「こ、これは料理に使うお酒です! だっておつかいの途中でレジに並んでたらあなたが見えたから、それで咄嗟に袋を断っただけです! 飲んだりなんかしません!」


 浅桜くんにもあとで訂正しておかなくちゃ。でもほんとに見られたのかな。
 もし気づいてなかったら、こっちからわざわざ暴露するのは損だ。
 いや、気づいてないわけないか。


「おつかいの途中なのに、わざわざ追いかけてきたのか?」

「……っ!」


 あぁ、もう、さっきからなに? なんでこんな癪に障ることばかり言うの? 確かに追いかけてきたのは認めるけど、いちいち言わなくていいじゃない。それにこの余裕ぶった表情がわたしの羞恥心と苛立ちにさらに拍車をかける。


「べ、別にそんなんじゃないし!」

「そう怒るな」


 冷笑と共にそう言われてはっとする。

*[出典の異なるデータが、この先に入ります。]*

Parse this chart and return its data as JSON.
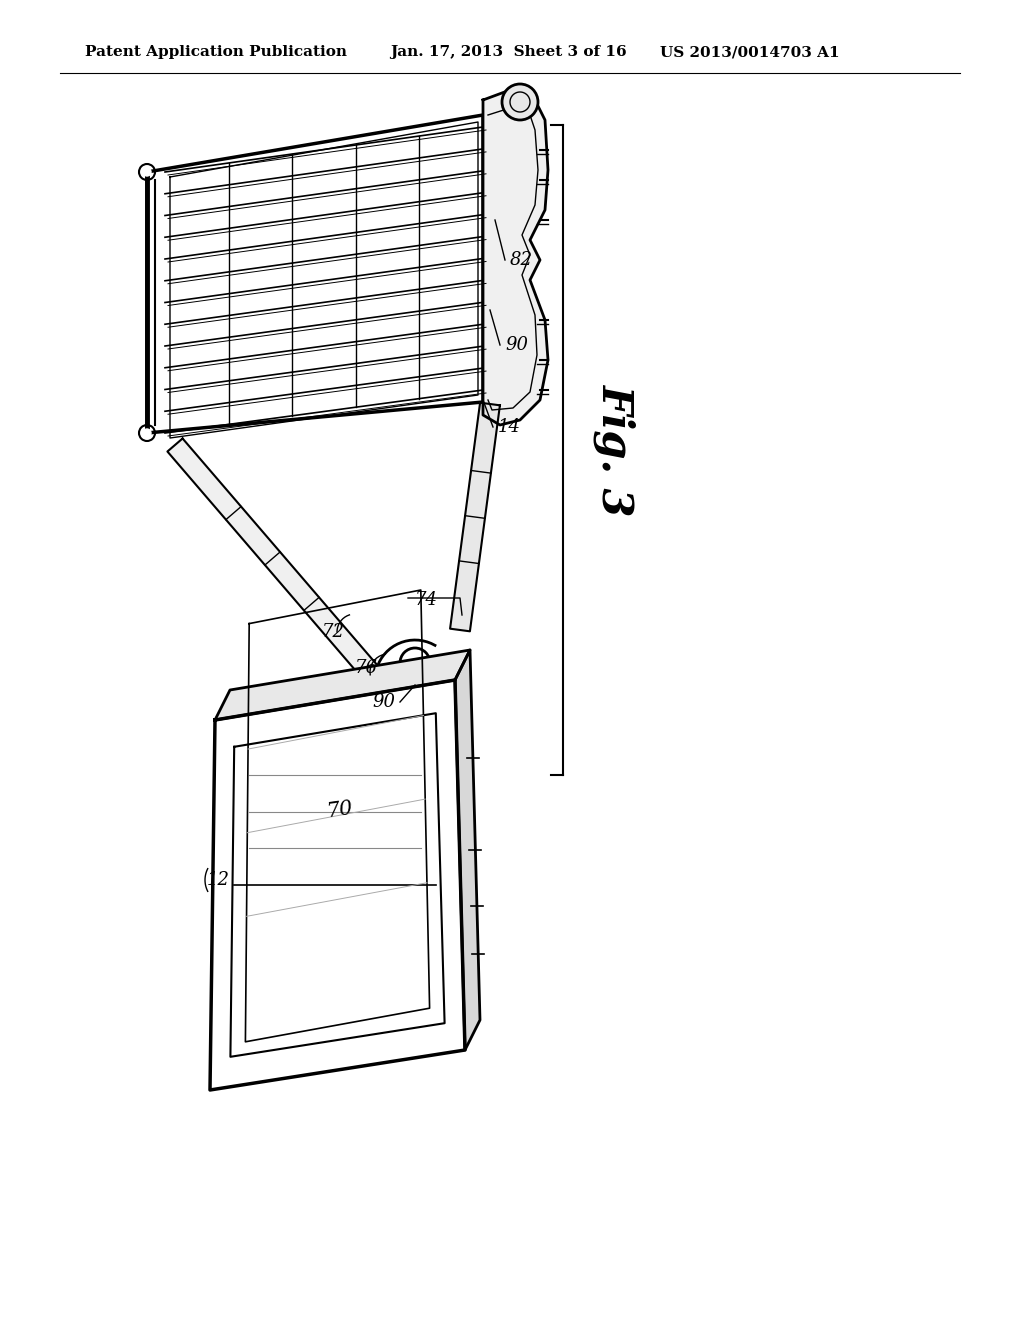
{
  "background_color": "#ffffff",
  "header_left": "Patent Application Publication",
  "header_mid": "Jan. 17, 2013  Sheet 3 of 16",
  "header_right": "US 2013/0014703 A1",
  "fig_label": "Fig. 3",
  "line_color": "#000000",
  "gray_color": "#888888",
  "light_gray": "#cccccc"
}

恩人に対してなんて態度だ。馴れ馴れしすぎる。かといって一度上昇した熱は簡単に冷めない。


「だって、あなたが人をからかうようなことばかり言うから!」


 ルカさんに向かって強気で言い返したそのとき。


「お待たせしました」


 赤いバラの花束を抱えた店員さんが奥から戻ってきた。